Adaptive common average reference for in vivo multichannel local field potentials

Biomed Eng Lett. 2017 Jan 11;7(1):7-15. doi: 10.1007/s13534-016-0004-1. eCollection 2017 Feb.

Abstract

For in vivo neural recording, local field potential (LFP) is often corrupted by spatially correlated artifacts, especially in awake/behaving subjects. A method named adaptive common average reference (ACAR) based on the concept of adaptive noise canceling (ANC) that utilizes the correlative features of common noise sources and implements with common average referencing (CAR), was proposed for removing the spatially correlated artifacts. Moreover, a correlation analysis was devised to automatically select appropriate channels before generating the CAR reference.

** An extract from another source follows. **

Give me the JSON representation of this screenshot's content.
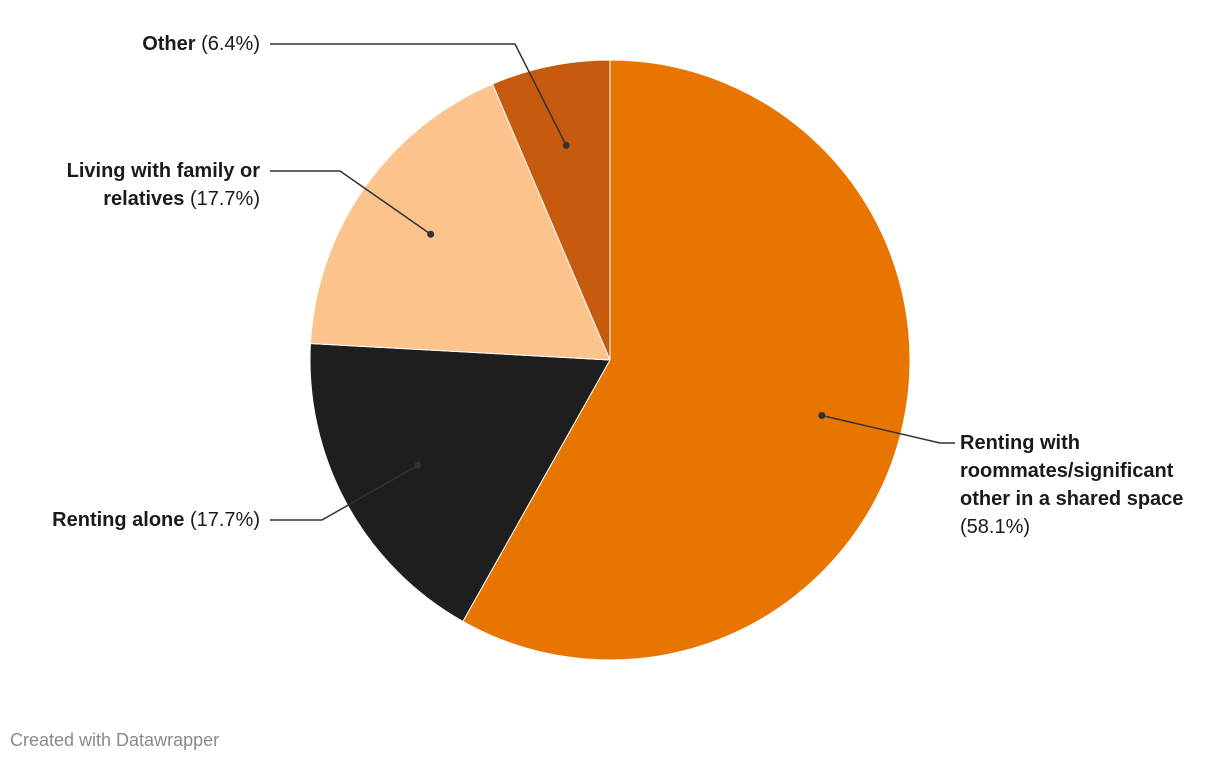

The performance was evaluated in both synthesized data and real data from the hippocampus of pigeons, and the results were compared with the standard CAR and several previously proposed artifacts removal methods. Comparative testing results suggest that the ACAR performs better than the available algorithms, especially in a low SNR. In addition, feasibility of this method was provided theoretically. The proposed method would be an important pre-processing step for in vivo LFP processing.

Keywords: Adaptive noise canceling; Common average reference; Local field potential; Microelectrode array; Spatially correlated artifacts.